Stefan Ripplinger wollte sich wohl auf „Vergebliche Kunst“ selber antworten, immerhin ist „kommunistisch“ ja auch ein Gegenteil von „vergeblich“. Der „konkret“- und „Neues Deutschland“-Rezensent analysiert im titelgebenden Essay seines neuen Buches „Kommunistische Kunst“ nach eigener methodischer Maxime Kunst als gesellschaftliche Praxis. Sie sei aktuell im Spannungsfeld zwischen „Ästheten“ und „Realisten“ zu verorten, wobei die beiden Gruppen sehr eigen bezeichnet sind. Die „Ästheten“ sind hier einfach die, die sich radikal auf eine Kunstautonomie versteifen und nach unbrauchbarer Kunst, die keinen gesellschaftlichen Wert schafft, verlangen, während die „Realisten“ letztlich nur ihren marktschreierischen Widerpart in Form kapitalistischer Konsumkunst darstellen.

Ripplinger baut auf die marxistische Ästhetik auf, indem Kulturproduktion stets als „Vorschein“, als Darüberhinaus auf eine höhere Gesellschaftsform hindeutet, und verweist konkret auf Ernst Bloch. Dass dabei auch „Spurenelemente kommunen Denkens“ seit jeher mitschwimmen, leitet Ripplinger historisch her. Schließlich sind die ersten Funde vom Menschen geschaffener Gegenstände, die bezeugen, dass sie zu mehr dienten als zu bloßen Werkzeugen, Artefakte, die schmuckvoll verarbeitet wurden, zu aufwendig, als dass sie ein einzelner Mensch zu jener Zeit hätte produzieren können. „Die kommune oder urkommunistische Kunst ist also kein Stil, sondern eine soziale Praxis.“ Sie ist es nicht nur in ihrer Erzeugung, denn schließlich dient der Rhythmus Homerischer Dichtung auch der Weiter- und Wiederverarbeitung im kollektiven Rahmen. Außerdem ist Kunst offen für etwas, das Ripplinger das „pluralisierende Missverständnis“ nennt – sie legt es darauf an, „von vielen gebraucht zu werden“.

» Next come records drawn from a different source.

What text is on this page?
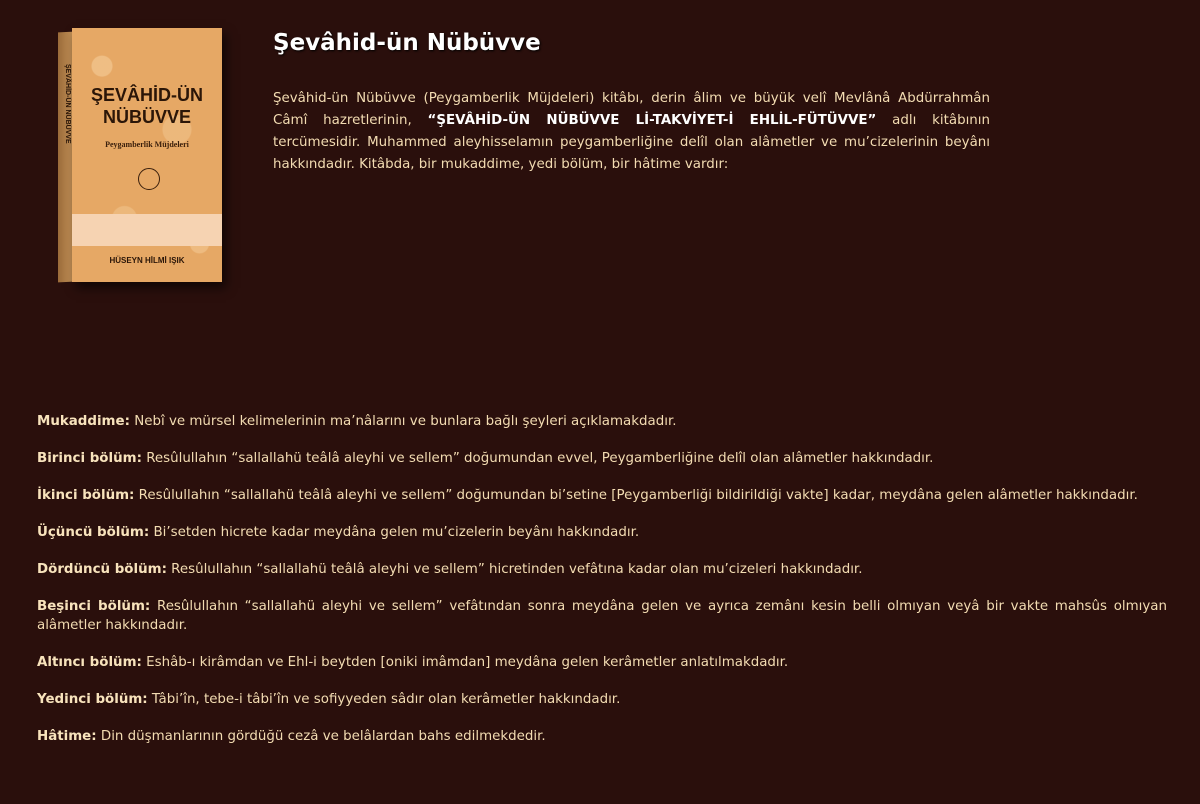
ŞEVÂHİD-ÜN NÜBÜVVE	ŞEVÂHİD-ÜN
NÜBÜVVE
Peygamberlik Müjdeleri
HÜSEYN HİLMİ IŞIK
Şevâhid-ün Nübüvve

Şevâhid-ün Nübüvve (Peygamberlik Müjdeleri) kitâbı, derin âlim ve büyük velî Mevlânâ Abdürrahmân Câmî hazretlerinin, “ŞEVÂHİD-ÜN NÜBÜVVE Lİ-TAKVİYET-İ EHLİL-FÜTÜVVE” adlı kitâbının tercümesidir. Muhammed aleyhisselamın peygamberliğine delîl olan alâmetler ve mu’cizelerinin beyânı hakkındadır. Kitâbda, bir mukaddime, yedi bölüm, bir hâtime vardır:

Mukaddime: Nebî ve mürsel kelimelerinin ma’nâlarını ve bunlara bağlı şeyleri açıklamakdadır.
Birinci bölüm: Resûlullahın “sallallahü teâlâ aleyhi ve sellem” doğumundan evvel, Peygamberliğine delîl olan alâmetler hakkındadır.
İkinci bölüm: Resûlullahın “sallallahü teâlâ aleyhi ve sellem” doğumundan bi’setine [Peygamberliği bildirildiği vakte] kadar, meydâna gelen alâmetler hakkındadır.
Üçüncü bölüm: Bi’setden hicrete kadar meydâna gelen mu’cizelerin beyânı hakkındadır.
Dördüncü bölüm: Resûlullahın “sallallahü teâlâ aleyhi ve sellem” hicretinden vefâtına kadar olan mu’cizeleri hakkındadır.
Beşinci bölüm: Resûlullahın “sallallahü aleyhi ve sellem” vefâtından sonra meydâna gelen ve ayrıca zemânı kesin belli olmıyan veyâ bir vakte mahsûs olmıyan alâmetler hakkındadır.
Altıncı bölüm: Eshâb-ı kirâmdan ve Ehl-i beytden [oniki imâmdan] meydâna gelen kerâmetler anlatılmakdadır.
Yedinci bölüm: Tâbi’în, tebe-i tâbi’în ve sofiyyeden sâdır olan kerâmetler hakkındadır.
Hâtime: Din düşmanlarının gördüğü cezâ ve belâlardan bahs edilmekdedir.
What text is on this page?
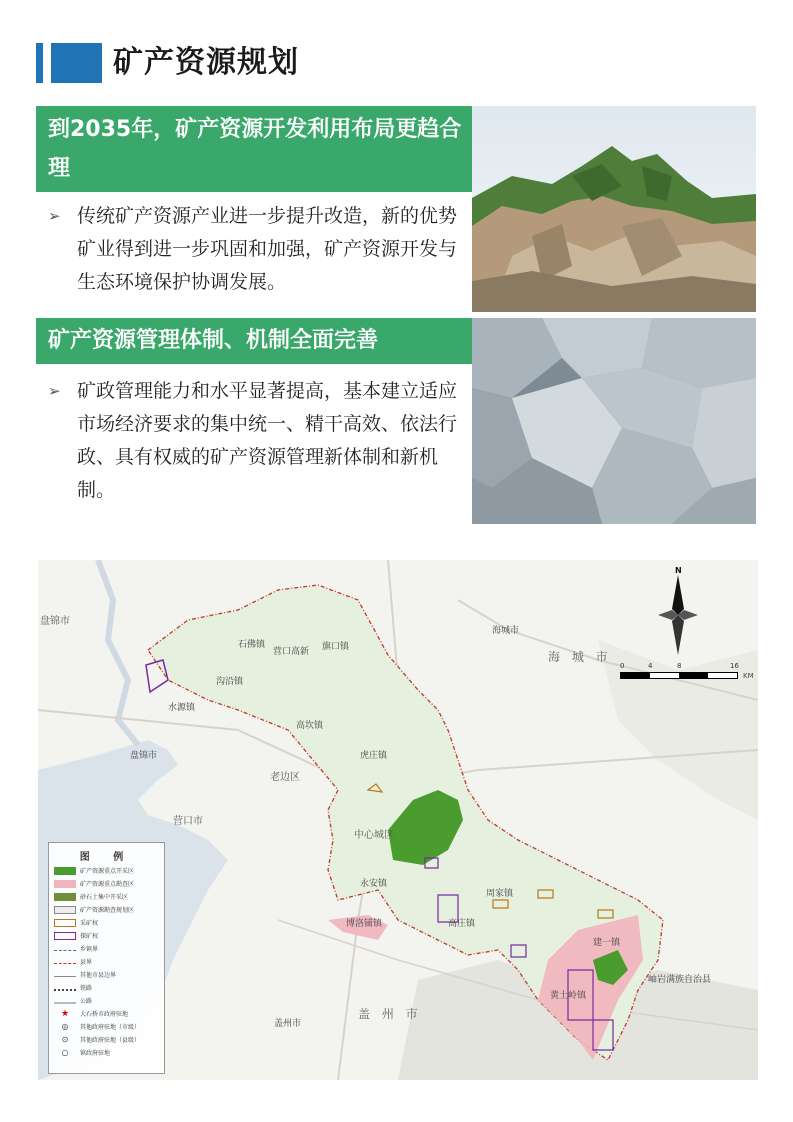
矿产资源规划
到2035年，矿产资源开发利用布局更趋合理
➢ 传统矿产资源产业进一步提升改造，新的优势矿业得到进一步巩固和加强，矿产资源开发与生态环境保护协调发展。
矿产资源管理体制、机制全面完善
➢ 矿政管理能力和水平显著提高，基本建立适应市场经济要求的集中统一、精干高效、依法行政、具有权威的矿产资源管理新体制和新机制。
N
0	4	8	16
KM
盘锦市
盘锦市
海城市
海 城 市
老边区
营口市
盖州市
盖 州 市
岫岩满族自治县
石佛镇
营口高新 旗口镇
沟沿镇
水源镇
高坎镇
虎庄镇
中心城区
永安镇
周家镇
博洛铺镇	高庄镇
建一镇
黄土岭镇
图 例
矿产资源重点开采区
矿产资源重点勘查区
砂石土集中开采区
矿产资源勘查规划区
采矿权
探矿权
乡镇界
县界
其他市县边界
铁路
公路
★	大石桥市政府驻地
◎	其他政府驻地（市级）
⊙	其他政府驻地（县级）
○	镇政府驻地
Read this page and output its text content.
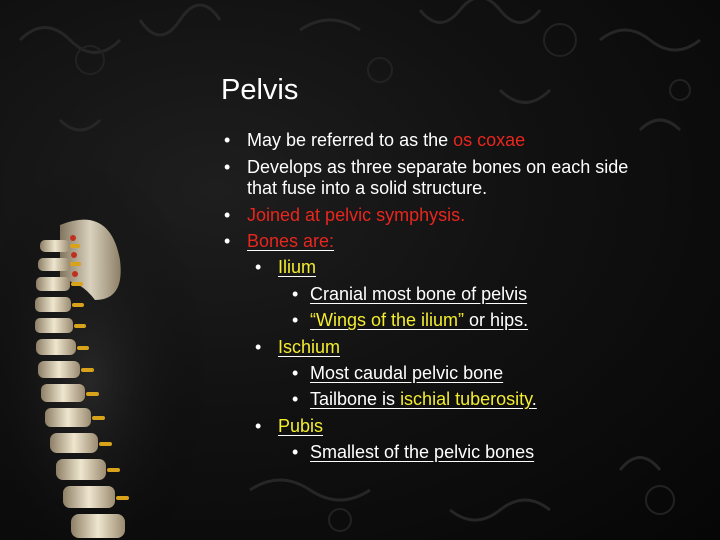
Pelvis
• May be referred to as the os coxae
• Develops as three separate bones on each side
that fuse into a solid structure.
• Joined at pelvic symphysis.
• Bones are:
• Ilium
• Cranial most bone of pelvis
• “Wings of the ilium” or hips.
• Ischium
• Most caudal pelvic bone
• Tailbone is ischial tuberosity.
• Pubis
• Smallest of the pelvic bones
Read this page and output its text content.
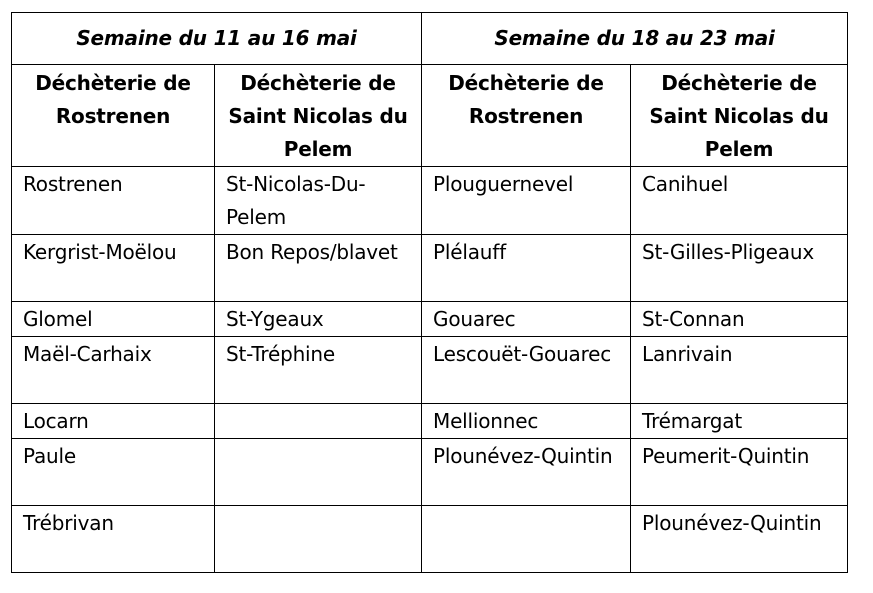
Semaine du 11 au 16 mai		Semaine du 18 au 23 mai	
Déchèterie de Rostrenen	Déchèterie de Saint Nicolas du Pelem	Déchèterie de Rostrenen	Déchèterie de Saint Nicolas du Pelem
Rostrenen	St-Nicolas-Du-Pelem	Plouguernevel	Canihuel
Kergrist-Moëlou	Bon Repos/blavet	Plélauff	St-Gilles-Pligeaux
Glomel	St-Ygeaux	Gouarec	St-Connan
Maël-Carhaix	St-Tréphine	Lescouët-Gouarec	Lanrivain
Locarn		Mellionnec	Trémargat
Paule		Plounévez-Quintin	Peumerit-Quintin
Trébrivan			Plounévez-Quintin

Kunst ist als „Motor von Gesellschaftlichkeit“ demnach nie autonom und nur um ihrer selbst willen dagewesen, schließlich wird sie von Gesellschaftswesen produziert (auch ein Stefan George musste essen, trinken und profitierte von der Arbeitsteiligkeit der Klassengesellschaft Anfang des 20. Jahrhunderts). Und Kunst wird konsumiert (keine Kunst ist die, die niemand wie auch immer betrachtet, also schlicht der Baum, der kein Geräusch macht, wenn er ohne Publikum umfällt).

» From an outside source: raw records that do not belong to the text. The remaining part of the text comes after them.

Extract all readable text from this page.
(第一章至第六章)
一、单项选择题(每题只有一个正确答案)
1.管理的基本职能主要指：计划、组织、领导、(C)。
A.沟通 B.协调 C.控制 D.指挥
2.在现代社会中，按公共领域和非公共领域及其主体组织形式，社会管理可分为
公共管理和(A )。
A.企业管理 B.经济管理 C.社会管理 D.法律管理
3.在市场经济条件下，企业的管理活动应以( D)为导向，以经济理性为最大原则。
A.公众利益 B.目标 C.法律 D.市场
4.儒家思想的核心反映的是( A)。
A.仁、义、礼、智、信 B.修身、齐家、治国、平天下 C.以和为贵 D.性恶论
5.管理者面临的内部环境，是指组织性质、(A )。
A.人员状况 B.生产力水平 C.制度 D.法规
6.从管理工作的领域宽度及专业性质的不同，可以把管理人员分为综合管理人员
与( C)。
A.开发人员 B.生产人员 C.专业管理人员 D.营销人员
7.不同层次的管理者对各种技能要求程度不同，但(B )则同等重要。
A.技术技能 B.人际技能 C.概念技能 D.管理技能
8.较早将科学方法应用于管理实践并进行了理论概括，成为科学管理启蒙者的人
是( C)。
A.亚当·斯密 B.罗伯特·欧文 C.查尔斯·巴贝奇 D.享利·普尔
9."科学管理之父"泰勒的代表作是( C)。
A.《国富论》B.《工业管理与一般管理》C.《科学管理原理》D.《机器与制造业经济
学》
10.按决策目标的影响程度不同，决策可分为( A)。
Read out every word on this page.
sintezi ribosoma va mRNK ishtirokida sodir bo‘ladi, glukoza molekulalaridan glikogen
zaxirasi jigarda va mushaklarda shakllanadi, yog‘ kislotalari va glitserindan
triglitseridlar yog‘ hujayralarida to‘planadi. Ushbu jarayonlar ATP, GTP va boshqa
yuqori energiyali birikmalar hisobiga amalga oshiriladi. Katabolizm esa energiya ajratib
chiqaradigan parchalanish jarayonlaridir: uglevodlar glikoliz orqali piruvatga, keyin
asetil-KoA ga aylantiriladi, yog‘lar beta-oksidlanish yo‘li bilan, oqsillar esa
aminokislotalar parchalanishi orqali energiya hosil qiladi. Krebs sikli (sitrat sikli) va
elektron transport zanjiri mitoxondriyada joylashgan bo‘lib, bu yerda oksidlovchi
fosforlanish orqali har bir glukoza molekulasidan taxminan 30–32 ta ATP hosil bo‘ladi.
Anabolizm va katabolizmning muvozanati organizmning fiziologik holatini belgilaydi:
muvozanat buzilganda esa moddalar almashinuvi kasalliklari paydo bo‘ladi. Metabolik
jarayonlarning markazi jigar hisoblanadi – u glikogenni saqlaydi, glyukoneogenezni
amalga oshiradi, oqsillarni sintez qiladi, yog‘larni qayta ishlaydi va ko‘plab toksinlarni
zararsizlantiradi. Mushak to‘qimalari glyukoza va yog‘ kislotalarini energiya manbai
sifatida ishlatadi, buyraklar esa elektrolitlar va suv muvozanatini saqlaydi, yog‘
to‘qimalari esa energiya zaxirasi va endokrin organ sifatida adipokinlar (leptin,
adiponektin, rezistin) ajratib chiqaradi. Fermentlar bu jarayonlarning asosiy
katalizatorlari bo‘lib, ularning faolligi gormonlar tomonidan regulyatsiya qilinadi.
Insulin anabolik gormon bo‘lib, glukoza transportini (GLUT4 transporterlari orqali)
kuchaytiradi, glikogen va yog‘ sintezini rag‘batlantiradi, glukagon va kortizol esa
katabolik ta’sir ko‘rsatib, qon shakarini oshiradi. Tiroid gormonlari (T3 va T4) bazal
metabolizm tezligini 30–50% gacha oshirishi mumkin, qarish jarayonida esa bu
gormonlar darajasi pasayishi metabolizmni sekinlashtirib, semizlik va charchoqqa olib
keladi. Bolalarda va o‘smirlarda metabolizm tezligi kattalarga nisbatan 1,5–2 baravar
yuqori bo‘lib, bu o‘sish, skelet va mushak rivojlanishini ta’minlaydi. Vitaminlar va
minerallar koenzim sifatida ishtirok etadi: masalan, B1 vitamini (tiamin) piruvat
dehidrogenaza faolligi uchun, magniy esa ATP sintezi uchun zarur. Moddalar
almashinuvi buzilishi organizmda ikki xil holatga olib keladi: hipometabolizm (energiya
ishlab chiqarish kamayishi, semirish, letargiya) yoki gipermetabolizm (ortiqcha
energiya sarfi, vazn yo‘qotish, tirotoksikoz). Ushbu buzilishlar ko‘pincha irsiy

Kunst ist aber auch keine reine Ware, zumindest war sie das nicht bis zur Eta­blierung der bürgerlichen Herrschaft, die die Kunst in eine „Krämerwelt“ katapultiert hat.

Den letztlichen Sprung von kommunen „Spurenelementen“ in der Kunst an sich hin zu einer konkreten, kommunistischen sieht Ripplinger behindert durch den (notgedrungen dem Klassengefüge entsprungenen) kleinbürgerlichen Charakter der KunstproduzentInnen, „durch ihre kleinlichen Abgrenzungsbedürfnisse“.

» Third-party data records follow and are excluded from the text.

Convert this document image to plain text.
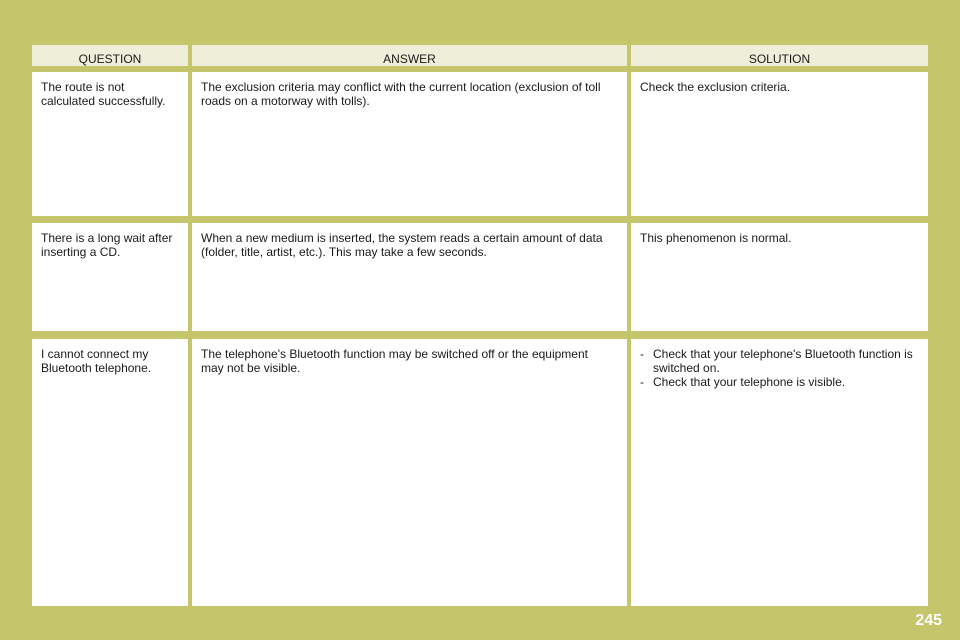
QUESTION	ANSWER	SOLUTION
The route is not calculated successfully.
The exclusion criteria may conflict with the current location (exclusion of toll roads on a motorway with tolls).
Check the exclusion criteria.
There is a long wait after inserting a CD.
When a new medium is inserted, the system reads a certain amount of data (folder, title, artist, etc.). This may take a few seconds.
This phenomenon is normal.
I cannot connect my Bluetooth telephone.
The telephone's Bluetooth function may be switched off or the equipment may not be visible.
- Check that your telephone's Bluetooth function is switched on.
- Check that your telephone is visible.
245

Da, in der Perspektive auf eine kommunistische Kunst, wird Ripplinger dann doch dünn, obwohl die Herleitung eine wunderbare Argumentationsstütze gegen Puristen beider eingangs erwähnten Lager bildet. Aber eingestanden: Die Waffen der Kritik im Essay „Kommunistische Kunst“ können nicht die Kritik der Waffen der kommunistischen Kunst ersetzen, die es noch zu finden und zu schmieden gilt. Was sich aus Ripplinger auch schließen lässt, ist die Tatsache, dass Kunst allein nicht möglich ist, weder wenn es darum geht, sie zu schaffen, noch ihr einen gesellschaftlichen Raum zu bieten.

Das Hauptessay wird ergänzt durch ein Essay zu Kunst und Ideologie sowie „a. a. O.“, einer Sammlung von Anekdoten, Bonmots und Reflexionen in Tagebuchform aus den Jahren 2009 und 2010, manche recht amüsant und entfernt an Ronald M. Schernikaus „tage in l.“ erinnernd.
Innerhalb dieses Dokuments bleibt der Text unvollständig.